The taste of fish to come – an intimate, shimmering preview of Musu’s madai, hamachi and akami
The oddest of avenues opened up after one of the best dinners I’ve eaten in recent times. I just can’t resist researching a bit of arcane back story. So picture a victorious Sumo wrestler, at the end of his bout, typically brandishing a red sea bream – potent symbol of good fortune and abundance for Japanese folk. Endorsed by the ‘Fish God’, consumption of this prestigious ‘celebration’ fish with the coppery red sheen is reputed to ward off evil spirits, too.
Pagrus major is the Latin name for the species; more prosaically the Japanese call their ‘King of the Hundred Fishes’ Madai. A nigiri of which (above) I have just gulped whole, as is the custom at a certain stage of a Kaiseki banquet. Bookended by mackerel and chu toro (tuna back and belly morsels), it is part of a trio of mouthfuls that showcase immaculate sourcing. Attention to detail is everywhere from the flecks of proper wasabi root, the 10-year aged soy with mirin and sake, top of the range hamachi and akami to match the madai quality.


No, I’m not in one of those exclusive downtown Kyoto supper clubs but in Lydgate, hilltop outpost of Oldham. The setting is the home of Vincent Braine co-founder of Musu, an extraordinary restaurant project arriving imminently in Manchester. His chef patron Mike Shaw has brought along his meticulously assembled brigade to cook a preview of the menu promised for the £2.5m transformation of the former Randall & Aubin site on Bridge Street.
No pressure then? Not if the actual 55 cover restaurant can regularly serve a meal as amazing as the one proffered to us, the elite few. Me neither on why I was invited. Just thankful. Maybe it was down to the effusive welcome I gave to the project. Much of it down to my awe at the cultural leap made by Shaw, a chef steeped in Francophile and Modern British cooking. Think a CV that includes Le Manoir aux Quat’ Saisons via Hambleton Hall and Aubergine, then at Michelin-starred Neat in Cannes.


Now he is charged with curating high end Japanese cuisine, albeit filtered through his own kitchen sensibility. Japanese with a contemporary twist, he’s calling the style. It oddly mirrors his namesake Simon Shaw’s adoption/adaptation of Catalan cooking at El Gato Negro. Fittingly the name Musu translates as ‘infinite possibilities’.
In all this it helps that Mike’s head sushi chef sidekick is Brazilian Andre Aguiar, trained by ‘renowned Japanese Sushi Master’ Yugo Kato. The first six months of his apprenticeship at Kato’s Dublin restaurant were consumed entirely by learning to properly cook rice – the priority in sushi. Cooked rice is referred to as gohan in Japanese. In a broader sense the word denotes ‘food’ or ‘meal’.
Andre will helm the intimate six-cover ‘Omakase’ counter in Musu, one of three menu options; the other are the flexible a la carte ‘Sentaku’ and ‘Kaiseki’, a seven or 11 course tasting menu. We get the latter at Lydgate.

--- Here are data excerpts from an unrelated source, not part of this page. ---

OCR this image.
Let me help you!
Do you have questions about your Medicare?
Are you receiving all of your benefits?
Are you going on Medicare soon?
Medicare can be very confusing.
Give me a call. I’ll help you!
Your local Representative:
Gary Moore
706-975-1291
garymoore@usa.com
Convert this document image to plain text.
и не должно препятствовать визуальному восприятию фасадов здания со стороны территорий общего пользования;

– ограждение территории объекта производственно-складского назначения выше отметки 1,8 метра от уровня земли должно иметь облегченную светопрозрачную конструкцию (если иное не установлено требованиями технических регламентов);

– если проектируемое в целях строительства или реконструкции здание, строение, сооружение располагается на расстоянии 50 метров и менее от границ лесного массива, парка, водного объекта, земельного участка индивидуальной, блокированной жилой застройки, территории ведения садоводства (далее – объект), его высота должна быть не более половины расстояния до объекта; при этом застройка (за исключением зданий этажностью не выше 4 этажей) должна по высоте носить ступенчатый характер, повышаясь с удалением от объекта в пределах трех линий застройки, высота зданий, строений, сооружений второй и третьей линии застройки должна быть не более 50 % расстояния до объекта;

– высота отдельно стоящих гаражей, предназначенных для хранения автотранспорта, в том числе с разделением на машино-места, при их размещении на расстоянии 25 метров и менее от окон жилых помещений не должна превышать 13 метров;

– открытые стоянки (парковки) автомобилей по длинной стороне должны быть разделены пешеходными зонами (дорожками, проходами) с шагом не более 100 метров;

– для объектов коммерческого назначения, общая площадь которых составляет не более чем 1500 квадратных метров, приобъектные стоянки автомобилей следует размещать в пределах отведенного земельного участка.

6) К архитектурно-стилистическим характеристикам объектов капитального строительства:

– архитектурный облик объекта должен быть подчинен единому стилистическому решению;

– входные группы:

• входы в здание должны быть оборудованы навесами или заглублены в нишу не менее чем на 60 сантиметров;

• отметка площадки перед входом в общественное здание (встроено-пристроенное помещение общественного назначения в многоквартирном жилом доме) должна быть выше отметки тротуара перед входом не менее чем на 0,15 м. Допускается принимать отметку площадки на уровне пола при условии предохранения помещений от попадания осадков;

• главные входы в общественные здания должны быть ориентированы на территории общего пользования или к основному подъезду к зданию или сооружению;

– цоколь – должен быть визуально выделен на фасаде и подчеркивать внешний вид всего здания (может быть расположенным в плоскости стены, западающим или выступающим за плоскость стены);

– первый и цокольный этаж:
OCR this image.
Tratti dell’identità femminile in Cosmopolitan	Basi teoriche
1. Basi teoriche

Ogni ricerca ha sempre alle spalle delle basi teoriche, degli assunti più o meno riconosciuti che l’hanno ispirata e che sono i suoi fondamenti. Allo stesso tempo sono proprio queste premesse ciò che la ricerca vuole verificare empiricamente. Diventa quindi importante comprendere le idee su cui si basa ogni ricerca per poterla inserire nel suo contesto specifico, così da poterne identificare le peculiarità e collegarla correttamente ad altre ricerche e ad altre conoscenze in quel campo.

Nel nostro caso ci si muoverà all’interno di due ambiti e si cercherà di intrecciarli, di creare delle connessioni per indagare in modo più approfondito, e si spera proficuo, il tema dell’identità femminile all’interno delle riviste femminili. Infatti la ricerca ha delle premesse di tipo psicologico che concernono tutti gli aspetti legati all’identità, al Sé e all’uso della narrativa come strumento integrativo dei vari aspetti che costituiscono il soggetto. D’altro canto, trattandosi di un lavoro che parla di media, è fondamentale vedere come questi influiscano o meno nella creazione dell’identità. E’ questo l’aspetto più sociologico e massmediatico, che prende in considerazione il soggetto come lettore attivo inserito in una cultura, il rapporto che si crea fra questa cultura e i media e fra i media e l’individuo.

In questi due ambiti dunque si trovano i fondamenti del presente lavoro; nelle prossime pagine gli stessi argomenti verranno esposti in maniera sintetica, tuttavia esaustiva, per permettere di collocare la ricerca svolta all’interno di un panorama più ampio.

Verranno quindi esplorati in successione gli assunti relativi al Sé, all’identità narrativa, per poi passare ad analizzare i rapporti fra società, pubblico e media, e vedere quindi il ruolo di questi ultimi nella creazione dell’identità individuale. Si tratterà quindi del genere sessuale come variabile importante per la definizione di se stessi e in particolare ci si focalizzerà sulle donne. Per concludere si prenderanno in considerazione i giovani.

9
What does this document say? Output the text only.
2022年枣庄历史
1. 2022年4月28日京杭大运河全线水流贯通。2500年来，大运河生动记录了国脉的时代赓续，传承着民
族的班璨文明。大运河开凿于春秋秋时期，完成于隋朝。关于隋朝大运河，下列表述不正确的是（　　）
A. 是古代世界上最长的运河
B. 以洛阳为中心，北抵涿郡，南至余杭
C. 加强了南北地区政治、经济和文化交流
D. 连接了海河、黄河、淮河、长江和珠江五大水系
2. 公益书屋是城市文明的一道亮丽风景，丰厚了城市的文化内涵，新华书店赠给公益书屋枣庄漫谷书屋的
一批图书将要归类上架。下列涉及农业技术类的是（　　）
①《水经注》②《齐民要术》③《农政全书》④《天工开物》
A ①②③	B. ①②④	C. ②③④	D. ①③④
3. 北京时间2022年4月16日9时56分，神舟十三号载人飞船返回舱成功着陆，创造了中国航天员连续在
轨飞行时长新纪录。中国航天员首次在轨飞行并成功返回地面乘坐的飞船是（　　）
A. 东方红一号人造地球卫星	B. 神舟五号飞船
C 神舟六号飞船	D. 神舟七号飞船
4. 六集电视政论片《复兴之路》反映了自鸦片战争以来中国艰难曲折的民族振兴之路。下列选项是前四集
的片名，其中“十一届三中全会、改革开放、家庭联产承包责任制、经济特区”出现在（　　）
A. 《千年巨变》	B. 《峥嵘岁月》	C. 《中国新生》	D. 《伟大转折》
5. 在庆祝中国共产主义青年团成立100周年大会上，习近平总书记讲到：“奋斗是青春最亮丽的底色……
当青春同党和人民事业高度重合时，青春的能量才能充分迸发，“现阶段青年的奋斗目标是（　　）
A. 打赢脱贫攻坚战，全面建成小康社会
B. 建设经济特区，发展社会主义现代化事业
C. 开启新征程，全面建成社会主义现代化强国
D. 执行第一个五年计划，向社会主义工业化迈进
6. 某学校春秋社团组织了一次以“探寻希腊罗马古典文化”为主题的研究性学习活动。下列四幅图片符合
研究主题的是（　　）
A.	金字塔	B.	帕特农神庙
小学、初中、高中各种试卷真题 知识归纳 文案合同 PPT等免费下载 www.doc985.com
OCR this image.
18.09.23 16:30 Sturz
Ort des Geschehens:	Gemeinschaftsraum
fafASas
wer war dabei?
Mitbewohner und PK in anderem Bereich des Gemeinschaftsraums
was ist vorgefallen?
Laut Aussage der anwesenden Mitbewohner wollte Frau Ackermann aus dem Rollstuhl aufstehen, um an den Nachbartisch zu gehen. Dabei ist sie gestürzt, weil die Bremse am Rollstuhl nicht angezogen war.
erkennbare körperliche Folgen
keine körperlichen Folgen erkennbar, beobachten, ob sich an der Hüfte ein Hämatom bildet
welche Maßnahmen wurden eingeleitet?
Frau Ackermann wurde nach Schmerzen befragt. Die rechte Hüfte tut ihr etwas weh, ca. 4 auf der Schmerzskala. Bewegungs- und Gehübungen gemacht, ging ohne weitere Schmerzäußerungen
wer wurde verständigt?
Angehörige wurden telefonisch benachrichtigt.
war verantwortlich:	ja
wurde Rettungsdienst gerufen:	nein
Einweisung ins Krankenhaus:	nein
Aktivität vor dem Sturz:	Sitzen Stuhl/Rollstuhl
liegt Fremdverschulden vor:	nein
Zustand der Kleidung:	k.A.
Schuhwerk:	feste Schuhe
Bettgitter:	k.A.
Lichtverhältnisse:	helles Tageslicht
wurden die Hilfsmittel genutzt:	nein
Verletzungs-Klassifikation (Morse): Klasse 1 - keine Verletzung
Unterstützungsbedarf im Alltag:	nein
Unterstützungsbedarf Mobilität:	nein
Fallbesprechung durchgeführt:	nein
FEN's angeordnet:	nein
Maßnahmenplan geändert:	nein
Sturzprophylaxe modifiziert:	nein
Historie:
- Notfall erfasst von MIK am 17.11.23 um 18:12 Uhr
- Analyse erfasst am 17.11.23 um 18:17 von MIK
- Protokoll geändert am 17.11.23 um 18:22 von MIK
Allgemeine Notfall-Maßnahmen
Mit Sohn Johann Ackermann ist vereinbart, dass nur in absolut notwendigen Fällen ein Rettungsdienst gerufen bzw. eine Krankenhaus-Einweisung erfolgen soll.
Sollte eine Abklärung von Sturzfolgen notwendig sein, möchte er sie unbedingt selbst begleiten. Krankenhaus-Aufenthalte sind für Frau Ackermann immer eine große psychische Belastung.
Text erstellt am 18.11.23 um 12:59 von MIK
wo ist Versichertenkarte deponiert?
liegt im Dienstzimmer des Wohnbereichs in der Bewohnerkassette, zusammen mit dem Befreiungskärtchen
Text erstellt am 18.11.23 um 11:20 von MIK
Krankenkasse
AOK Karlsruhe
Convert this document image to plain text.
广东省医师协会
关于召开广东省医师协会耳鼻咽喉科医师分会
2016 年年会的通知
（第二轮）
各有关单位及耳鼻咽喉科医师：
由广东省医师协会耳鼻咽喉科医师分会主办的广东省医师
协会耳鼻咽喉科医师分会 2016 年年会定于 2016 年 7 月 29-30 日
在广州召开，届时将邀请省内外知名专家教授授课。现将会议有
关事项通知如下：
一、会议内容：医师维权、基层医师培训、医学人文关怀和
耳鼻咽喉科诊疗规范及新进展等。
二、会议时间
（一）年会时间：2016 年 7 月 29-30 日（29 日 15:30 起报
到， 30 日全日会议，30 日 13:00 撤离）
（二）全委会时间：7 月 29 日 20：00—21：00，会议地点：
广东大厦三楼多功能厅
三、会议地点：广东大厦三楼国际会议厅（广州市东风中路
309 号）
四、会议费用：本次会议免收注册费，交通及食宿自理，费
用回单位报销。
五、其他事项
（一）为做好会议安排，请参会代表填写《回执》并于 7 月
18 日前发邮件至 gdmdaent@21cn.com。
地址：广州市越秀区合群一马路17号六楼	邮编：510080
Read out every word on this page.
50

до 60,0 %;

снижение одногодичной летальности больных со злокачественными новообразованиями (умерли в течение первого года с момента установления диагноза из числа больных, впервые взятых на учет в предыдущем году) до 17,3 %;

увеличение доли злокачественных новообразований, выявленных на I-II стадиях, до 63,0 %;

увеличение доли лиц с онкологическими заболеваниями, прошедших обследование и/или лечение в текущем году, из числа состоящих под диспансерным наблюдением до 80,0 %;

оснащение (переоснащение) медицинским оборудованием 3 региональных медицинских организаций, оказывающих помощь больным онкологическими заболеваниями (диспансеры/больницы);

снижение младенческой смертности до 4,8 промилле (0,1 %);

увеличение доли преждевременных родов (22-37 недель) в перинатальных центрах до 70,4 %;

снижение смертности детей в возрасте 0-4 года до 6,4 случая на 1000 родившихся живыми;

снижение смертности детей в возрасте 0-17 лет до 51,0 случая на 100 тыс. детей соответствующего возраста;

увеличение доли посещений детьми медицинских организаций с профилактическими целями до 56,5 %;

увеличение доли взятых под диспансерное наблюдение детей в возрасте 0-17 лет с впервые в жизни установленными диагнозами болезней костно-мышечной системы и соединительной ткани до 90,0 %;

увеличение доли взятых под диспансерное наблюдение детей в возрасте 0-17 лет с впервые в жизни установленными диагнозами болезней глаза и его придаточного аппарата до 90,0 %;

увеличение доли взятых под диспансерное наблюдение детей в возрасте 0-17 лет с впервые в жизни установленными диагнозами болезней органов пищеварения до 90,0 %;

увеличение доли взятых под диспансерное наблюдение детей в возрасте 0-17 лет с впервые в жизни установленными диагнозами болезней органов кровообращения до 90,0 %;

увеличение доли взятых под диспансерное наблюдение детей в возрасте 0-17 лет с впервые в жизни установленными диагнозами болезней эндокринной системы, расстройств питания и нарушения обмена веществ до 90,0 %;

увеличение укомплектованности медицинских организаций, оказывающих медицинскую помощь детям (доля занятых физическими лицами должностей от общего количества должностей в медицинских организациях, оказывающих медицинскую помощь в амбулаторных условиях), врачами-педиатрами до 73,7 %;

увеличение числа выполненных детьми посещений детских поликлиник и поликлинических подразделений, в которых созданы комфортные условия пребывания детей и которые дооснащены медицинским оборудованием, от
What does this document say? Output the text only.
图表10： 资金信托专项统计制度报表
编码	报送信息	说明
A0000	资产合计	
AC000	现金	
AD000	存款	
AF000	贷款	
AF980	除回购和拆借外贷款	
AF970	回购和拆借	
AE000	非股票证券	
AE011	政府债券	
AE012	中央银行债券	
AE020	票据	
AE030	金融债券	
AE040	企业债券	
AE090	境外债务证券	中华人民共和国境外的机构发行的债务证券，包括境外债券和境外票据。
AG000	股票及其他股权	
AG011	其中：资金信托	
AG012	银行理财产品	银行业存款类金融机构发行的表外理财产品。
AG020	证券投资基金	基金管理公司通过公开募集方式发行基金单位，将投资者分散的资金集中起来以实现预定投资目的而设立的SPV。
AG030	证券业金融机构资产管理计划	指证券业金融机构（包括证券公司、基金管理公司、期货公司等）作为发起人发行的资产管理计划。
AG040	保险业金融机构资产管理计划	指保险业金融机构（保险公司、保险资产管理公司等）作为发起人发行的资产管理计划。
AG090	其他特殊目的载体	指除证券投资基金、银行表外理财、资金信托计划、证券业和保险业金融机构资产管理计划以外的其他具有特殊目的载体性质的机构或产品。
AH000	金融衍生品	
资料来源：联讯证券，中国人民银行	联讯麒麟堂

It kicks off with chawanmushi, that savoury eggy custard seemingly ubiquitous at high end UK restaurants these days. This one, intense with garlic and parsley, is as good as it gets with a bijou morel mushroom tart sharing the Instagrammable ‘nest’. After which there isn’t a dud note. Exquisite sashimi to match the sushi; treatments of scallops, black cod and wagyu beef each transcending the Nobu wannabe clichés. Throughout assiduous application of caviar (kaluga and oscietra) feels like the hand of Shaw. Ditto the remarkable final pudding – a fusion masterpiece of iced white chocolate, fennel seed crumble and yuzu sorbet.


So a rewarding culinary experience, but is it true Kaiseki? And does it matter? On my trips to Japan I was never lucky enough to bag a seat at one of those elaborate almost meditative showcases for kyo-rori (traditional Kyoto cuisine), served in ancient wooden villas. Reservation for non-natives are as rare as hen’s teeth (not a dish by the way). This dining ritual has been honed for centuries, yet my it’s-becoming-a-habit research discovers the term Kaiseki wasn’t attached until the mid 19th century. It means ‘bosom’ or ‘stone’ and refers to the practice of monks holding warm stones to their chests to stave off hunger during winter.
I guarantee no server at Musu, due to open on Friday, November 18, will offer you a warm stone on arrival. Warm welcome definitely plus food that should radically upgrade the perception of Japanese food in the city (ramen an honourable exception). Despite a cavalcade of sushi rivals recently it has remained devalued culinary currency. Manc cannot live by California rolls alone.